Oh, segregation, yeah, but that was a long time ago, and it was covered in his American Minorities class and OMG, the television is full of memorials and mentions of the suffering of Blacks, but what does that long-ago stuff have to do with kids whose minds don’t seem on success? He hears people on TV talk about the inner-city culture, a culture of dependency, of no ambition, even of criminal tendencies. In fact, a number of his Black students have parole officers or social workers. The Black kids are a minority in the school, but they seem accepted OK and he cannot account for the behavior that sets them apart, unless they just want to be apart.
This composite picture of a teacher is based on a large amount of input over the years. It is not exaggerated and it is documented; my personal documentation derives from many conversations, eavesdropping, blog reading, listening to radio and TV, on and on. Anecdotal, yes, but documented by social scientists. Mr. Teacher, be he White or Black or Other, is too young to have experienced segregation first-hand the way us older folks did, having to sit in a high school classroom and be lectured by a Latin teacher who wanted to make sure this Northern boy knew about the Black people —- although “Black people” was never the word used. Sadly, Mr. Teacher would be more shocked by the use of the N-word than by the content, the vicious hatred, the violence invoked against Blacks who dared violate the code, the Southern Way of Life. All he has is grainy black-and-white images of marchers long ago set upon by funny-looking figures screaming and yelling, nothing he has ever seen or even heard of except in the videos in his social studies classes in high school.

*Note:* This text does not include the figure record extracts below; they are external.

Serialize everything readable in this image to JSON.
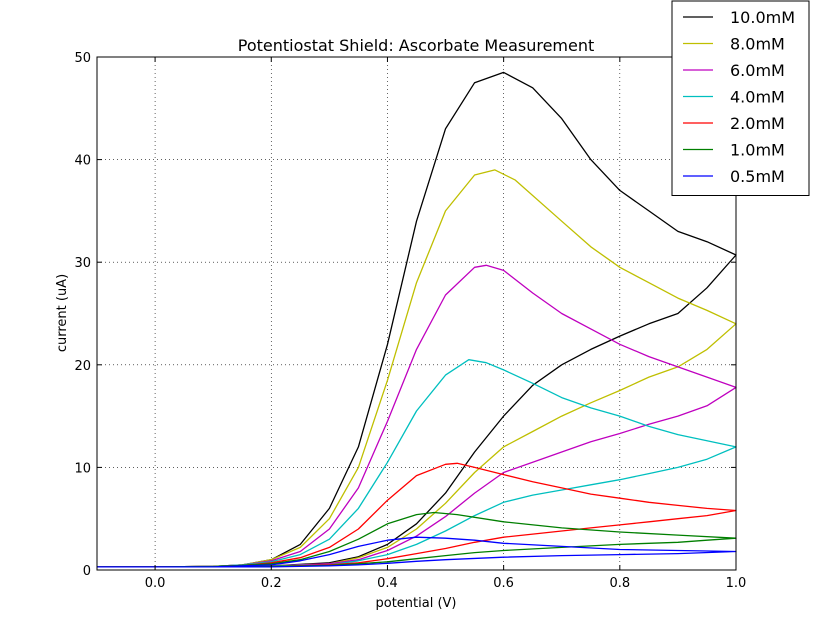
{
  "chart_data": {
    "type": "line",
    "title": "Potentiostat Shield: Ascorbate Measurement",
    "xlabel": "potential (V)",
    "ylabel": "current (uA)",
    "xlim": [
      -0.1,
      1.0
    ],
    "ylim": [
      0,
      50
    ],
    "xticks": [
      0.0,
      0.2,
      0.4,
      0.6,
      0.8,
      1.0
    ],
    "xtick_labels": [
      "0.0",
      "0.2",
      "0.4",
      "0.6",
      "0.8",
      "1.0"
    ],
    "yticks": [
      0,
      10,
      20,
      30,
      40,
      50
    ],
    "ytick_labels": [
      "0",
      "10",
      "20",
      "30",
      "40",
      "50"
    ],
    "grid": true,
    "legend_position": "top-right",
    "series": [
      {
        "name": "10.0mM",
        "color": "#000000",
        "forward": [
          [
            -0.1,
            0.3
          ],
          [
            0.0,
            0.3
          ],
          [
            0.1,
            0.35
          ],
          [
            0.15,
            0.5
          ],
          [
            0.2,
            1.0
          ],
          [
            0.25,
            2.5
          ],
          [
            0.3,
            6.0
          ],
          [
            0.35,
            12.0
          ],
          [
            0.4,
            22.0
          ],
          [
            0.45,
            34.0
          ],
          [
            0.5,
            43.0
          ],
          [
            0.55,
            47.5
          ],
          [
            0.6,
            48.5
          ],
          [
            0.65,
            47.0
          ],
          [
            0.7,
            44.0
          ],
          [
            0.75,
            40.0
          ],
          [
            0.8,
            37.0
          ],
          [
            0.85,
            35.0
          ],
          [
            0.9,
            33.0
          ],
          [
            0.95,
            32.0
          ],
          [
            1.0,
            30.7
          ]
        ],
        "reverse": [
          [
            1.0,
            30.7
          ],
          [
            0.95,
            27.5
          ],
          [
            0.9,
            25.0
          ],
          [
            0.85,
            24.0
          ],
          [
            0.8,
            22.8
          ],
          [
            0.75,
            21.5
          ],
          [
            0.7,
            20.0
          ],
          [
            0.65,
            18.0
          ],
          [
            0.6,
            15.0
          ],
          [
            0.55,
            11.5
          ],
          [
            0.5,
            7.5
          ],
          [
            0.45,
            4.5
          ],
          [
            0.4,
            2.5
          ],
          [
            0.35,
            1.3
          ],
          [
            0.3,
            0.7
          ],
          [
            0.2,
            0.4
          ],
          [
            0.0,
            0.3
          ],
          [
            -0.1,
            0.3
          ]
        ]
      },
      {
        "name": "8.0mM",
        "color": "#bfbf00",
        "forward": [
          [
            -0.1,
            0.3
          ],
          [
            0.0,
            0.3
          ],
          [
            0.1,
            0.35
          ],
          [
            0.15,
            0.5
          ],
          [
            0.2,
            1.0
          ],
          [
            0.25,
            2.2
          ],
          [
            0.3,
            5.0
          ],
          [
            0.35,
            10.0
          ],
          [
            0.4,
            18.5
          ],
          [
            0.45,
            28.0
          ],
          [
            0.5,
            35.0
          ],
          [
            0.55,
            38.5
          ],
          [
            0.585,
            39.0
          ],
          [
            0.62,
            38.0
          ],
          [
            0.7,
            34.0
          ],
          [
            0.75,
            31.5
          ],
          [
            0.8,
            29.5
          ],
          [
            0.85,
            28.0
          ],
          [
            0.9,
            26.5
          ],
          [
            0.95,
            25.3
          ],
          [
            1.0,
            24.0
          ]
        ],
        "reverse": [
          [
            1.0,
            24.0
          ],
          [
            0.95,
            21.5
          ],
          [
            0.9,
            19.8
          ],
          [
            0.85,
            18.8
          ],
          [
            0.8,
            17.5
          ],
          [
            0.75,
            16.3
          ],
          [
            0.7,
            15.0
          ],
          [
            0.65,
            13.5
          ],
          [
            0.6,
            12.0
          ],
          [
            0.55,
            9.5
          ],
          [
            0.5,
            6.5
          ],
          [
            0.45,
            4.0
          ],
          [
            0.4,
            2.2
          ],
          [
            0.35,
            1.2
          ],
          [
            0.3,
            0.6
          ],
          [
            0.2,
            0.4
          ],
          [
            0.0,
            0.3
          ],
          [
            -0.1,
            0.3
          ]
        ]
      },
      {
        "name": "6.0mM",
        "color": "#bf00bf",
        "forward": [
          [
            -0.1,
            0.3
          ],
          [
            0.0,
            0.3
          ],
          [
            0.1,
            0.35
          ],
          [
            0.15,
            0.5
          ],
          [
            0.2,
            0.9
          ],
          [
            0.25,
            1.8
          ],
          [
            0.3,
            4.0
          ],
          [
            0.35,
            8.0
          ],
          [
            0.4,
            14.5
          ],
          [
            0.45,
            21.5
          ],
          [
            0.5,
            26.8
          ],
          [
            0.55,
            29.5
          ],
          [
            0.57,
            29.7
          ],
          [
            0.6,
            29.2
          ],
          [
            0.65,
            27.0
          ],
          [
            0.7,
            25.0
          ],
          [
            0.75,
            23.5
          ],
          [
            0.8,
            22.0
          ],
          [
            0.85,
            20.8
          ],
          [
            0.9,
            19.8
          ],
          [
            0.95,
            18.8
          ],
          [
            1.0,
            17.8
          ]
        ],
        "reverse": [
          [
            1.0,
            17.8
          ],
          [
            0.95,
            16.0
          ],
          [
            0.9,
            15.0
          ],
          [
            0.85,
            14.2
          ],
          [
            0.8,
            13.3
          ],
          [
            0.75,
            12.5
          ],
          [
            0.7,
            11.5
          ],
          [
            0.65,
            10.5
          ],
          [
            0.6,
            9.5
          ],
          [
            0.55,
            7.5
          ],
          [
            0.5,
            5.2
          ],
          [
            0.45,
            3.3
          ],
          [
            0.4,
            1.9
          ],
          [
            0.35,
            1.0
          ],
          [
            0.3,
            0.6
          ],
          [
            0.2,
            0.4
          ],
          [
            0.0,
            0.3
          ],
          [
            -0.1,
            0.3
          ]
        ]
      },
      {
        "name": "4.0mM",
        "color": "#00bfbf",
        "forward": [
          [
            -0.1,
            0.3
          ],
          [
            0.0,
            0.3
          ],
          [
            0.1,
            0.35
          ],
          [
            0.15,
            0.5
          ],
          [
            0.2,
            0.8
          ],
          [
            0.25,
            1.5
          ],
          [
            0.3,
            3.0
          ],
          [
            0.35,
            6.0
          ],
          [
            0.4,
            10.5
          ],
          [
            0.45,
            15.5
          ],
          [
            0.5,
            19.0
          ],
          [
            0.54,
            20.5
          ],
          [
            0.57,
            20.2
          ],
          [
            0.6,
            19.5
          ],
          [
            0.65,
            18.2
          ],
          [
            0.7,
            16.8
          ],
          [
            0.75,
            15.8
          ],
          [
            0.8,
            15.0
          ],
          [
            0.85,
            14.0
          ],
          [
            0.9,
            13.2
          ],
          [
            0.95,
            12.6
          ],
          [
            1.0,
            12.0
          ]
        ],
        "reverse": [
          [
            1.0,
            12.0
          ],
          [
            0.95,
            10.8
          ],
          [
            0.9,
            10.0
          ],
          [
            0.85,
            9.4
          ],
          [
            0.8,
            8.8
          ],
          [
            0.75,
            8.3
          ],
          [
            0.7,
            7.8
          ],
          [
            0.65,
            7.3
          ],
          [
            0.6,
            6.6
          ],
          [
            0.55,
            5.3
          ],
          [
            0.5,
            3.8
          ],
          [
            0.45,
            2.5
          ],
          [
            0.4,
            1.5
          ],
          [
            0.35,
            0.9
          ],
          [
            0.3,
            0.5
          ],
          [
            0.2,
            0.4
          ],
          [
            0.0,
            0.3
          ],
          [
            -0.1,
            0.3
          ]
        ]
      },
      {
        "name": "2.0mM",
        "color": "#ff0000",
        "forward": [
          [
            -0.1,
            0.3
          ],
          [
            0.0,
            0.3
          ],
          [
            0.1,
            0.35
          ],
          [
            0.15,
            0.45
          ],
          [
            0.2,
            0.7
          ],
          [
            0.25,
            1.2
          ],
          [
            0.3,
            2.2
          ],
          [
            0.35,
            4.0
          ],
          [
            0.4,
            6.8
          ],
          [
            0.45,
            9.2
          ],
          [
            0.5,
            10.3
          ],
          [
            0.52,
            10.4
          ],
          [
            0.55,
            10.0
          ],
          [
            0.6,
            9.3
          ],
          [
            0.65,
            8.6
          ],
          [
            0.7,
            8.0
          ],
          [
            0.75,
            7.4
          ],
          [
            0.8,
            7.0
          ],
          [
            0.85,
            6.6
          ],
          [
            0.9,
            6.3
          ],
          [
            0.95,
            6.0
          ],
          [
            1.0,
            5.8
          ]
        ],
        "reverse": [
          [
            1.0,
            5.8
          ],
          [
            0.95,
            5.3
          ],
          [
            0.9,
            5.0
          ],
          [
            0.85,
            4.7
          ],
          [
            0.8,
            4.4
          ],
          [
            0.75,
            4.1
          ],
          [
            0.7,
            3.8
          ],
          [
            0.65,
            3.5
          ],
          [
            0.6,
            3.2
          ],
          [
            0.55,
            2.7
          ],
          [
            0.5,
            2.1
          ],
          [
            0.45,
            1.6
          ],
          [
            0.4,
            1.1
          ],
          [
            0.35,
            0.7
          ],
          [
            0.3,
            0.5
          ],
          [
            0.2,
            0.35
          ],
          [
            0.0,
            0.3
          ],
          [
            -0.1,
            0.3
          ]
        ]
      },
      {
        "name": "1.0mM",
        "color": "#007f00",
        "forward": [
          [
            -0.1,
            0.3
          ],
          [
            0.0,
            0.3
          ],
          [
            0.1,
            0.35
          ],
          [
            0.15,
            0.45
          ],
          [
            0.2,
            0.6
          ],
          [
            0.25,
            1.0
          ],
          [
            0.3,
            1.8
          ],
          [
            0.35,
            3.0
          ],
          [
            0.4,
            4.5
          ],
          [
            0.45,
            5.4
          ],
          [
            0.48,
            5.6
          ],
          [
            0.52,
            5.4
          ],
          [
            0.6,
            4.7
          ],
          [
            0.7,
            4.1
          ],
          [
            0.8,
            3.7
          ],
          [
            0.9,
            3.4
          ],
          [
            1.0,
            3.1
          ]
        ],
        "reverse": [
          [
            1.0,
            3.1
          ],
          [
            0.95,
            2.9
          ],
          [
            0.9,
            2.7
          ],
          [
            0.85,
            2.6
          ],
          [
            0.8,
            2.5
          ],
          [
            0.7,
            2.2
          ],
          [
            0.6,
            1.9
          ],
          [
            0.55,
            1.7
          ],
          [
            0.5,
            1.4
          ],
          [
            0.45,
            1.1
          ],
          [
            0.4,
            0.8
          ],
          [
            0.35,
            0.6
          ],
          [
            0.3,
            0.45
          ],
          [
            0.2,
            0.35
          ],
          [
            0.0,
            0.3
          ],
          [
            -0.1,
            0.3
          ]
        ]
      },
      {
        "name": "0.5mM",
        "color": "#0000ff",
        "forward": [
          [
            -0.1,
            0.3
          ],
          [
            0.0,
            0.3
          ],
          [
            0.1,
            0.3
          ],
          [
            0.2,
            0.5
          ],
          [
            0.25,
            0.9
          ],
          [
            0.3,
            1.5
          ],
          [
            0.35,
            2.3
          ],
          [
            0.4,
            2.9
          ],
          [
            0.45,
            3.2
          ],
          [
            0.5,
            3.1
          ],
          [
            0.55,
            2.9
          ],
          [
            0.6,
            2.6
          ],
          [
            0.7,
            2.3
          ],
          [
            0.8,
            2.0
          ],
          [
            0.9,
            1.9
          ],
          [
            1.0,
            1.8
          ]
        ],
        "reverse": [
          [
            1.0,
            1.8
          ],
          [
            0.9,
            1.6
          ],
          [
            0.8,
            1.5
          ],
          [
            0.7,
            1.4
          ],
          [
            0.6,
            1.25
          ],
          [
            0.5,
            1.0
          ],
          [
            0.45,
            0.85
          ],
          [
            0.4,
            0.65
          ],
          [
            0.35,
            0.5
          ],
          [
            0.3,
            0.4
          ],
          [
            0.2,
            0.3
          ],
          [
            0.0,
            0.3
          ],
          [
            -0.1,
            0.3
          ]
        ]
      }
    ]
  }
}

So the long-term effects of segregation pass him by just like the long-term effects of slavery do; someone explaining that while his grandparents were building equity in their home so they could send his parent to college, the parents of his Black students only recently were able to secure mortgages and join the American dream. His eyes glaze over when economic and financial injustice are invoked. Discrimination? Sure, but in the past. What is holding these people back now?

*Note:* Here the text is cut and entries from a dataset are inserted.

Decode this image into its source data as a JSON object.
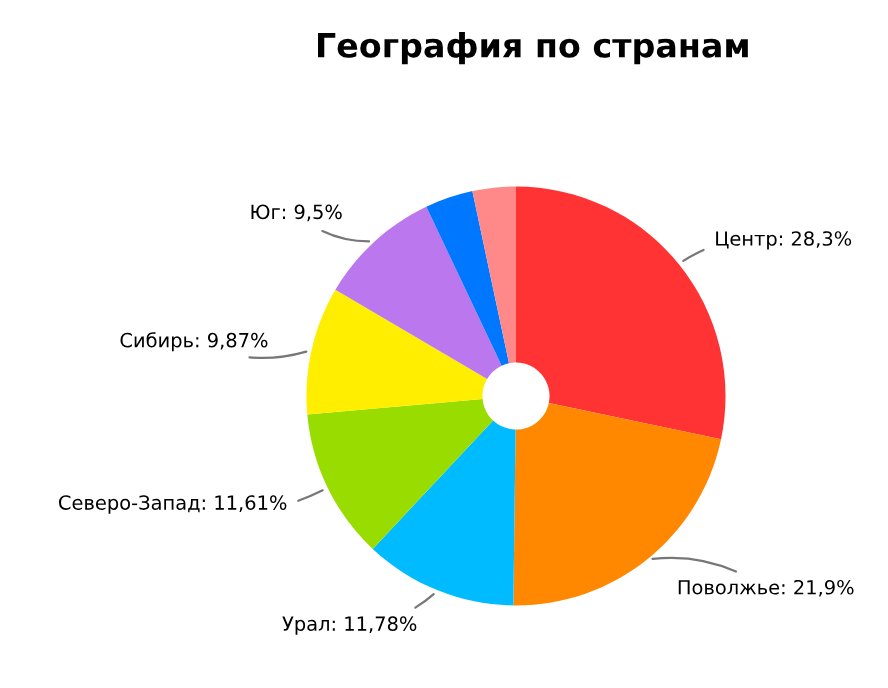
{
  "chart_data": {
    "type": "donut",
    "title": "География по странам",
    "categories": [
      "Центр",
      "Поволжье",
      "Урал",
      "Северо-Запад",
      "Сибирь",
      "Юг",
      null,
      null
    ],
    "values": [
      28.3,
      21.9,
      11.78,
      11.61,
      9.87,
      9.5,
      3.7,
      3.34
    ],
    "value_labels": [
      "28,3%",
      "21,9%",
      "11,78%",
      "11,61%",
      "9,87%",
      "9,5%",
      null,
      null
    ],
    "colors": [
      "#ff3333",
      "#ff8800",
      "#00bbff",
      "#99dd00",
      "#ffee00",
      "#bb77ee",
      "#0077ff",
      "#ff8888"
    ],
    "legend": false
  }
}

To give my reader perspective on this, in 1966 my supervisor at the welfare office told me that Blacks were clearly inferior based on the simple fact that they had been in this country for over 200 years, yet immigrants of only a couple of generations presence had far surpassed them. Nothing about segregation, despite being from Virgina, the state that had closed down its school system 10 years earlier to avoid desegregation. Years later, I recalled he had run private school in Virginia, and it dawned on me that he had run one of the White academies. And he was the liberal among the social workers in the welfare department!

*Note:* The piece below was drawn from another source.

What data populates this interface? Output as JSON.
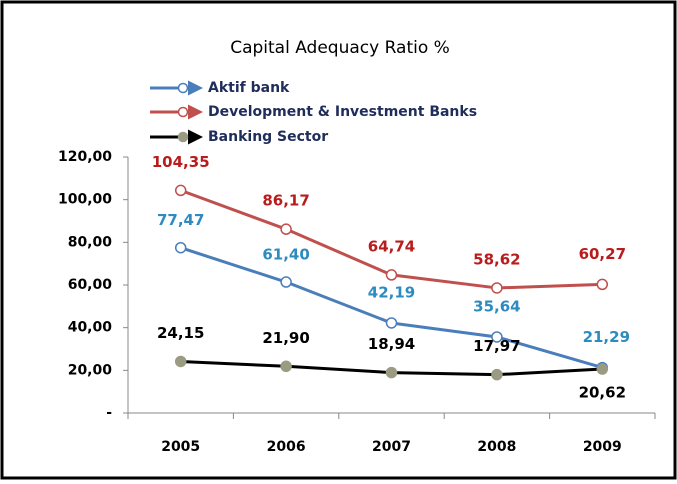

We are only 18 years out from the publication of The Bell Curve, Murray’s sly attempt to tell us the only reason Blacks are behind economically is their IQ points. Since then, Neil DeGrasse Tyson is America’s premier astronomer and corporate CEOs are Black and top lawyers and politicians are Black, and military leaders are Black….. just how many of those “exceptions” Murray jovially cautioned us about can there be? It is looking more and more like the more opportunity Blacks are afforded, the more they succeed. And that is the ONLY thing that will end the subtle racism of our teacher, who cannot see that many of his White students behave the same way as his Black students and that many Black students come out of a history that makes their integration into the society difficult….. because their grandparents grew up in segregation.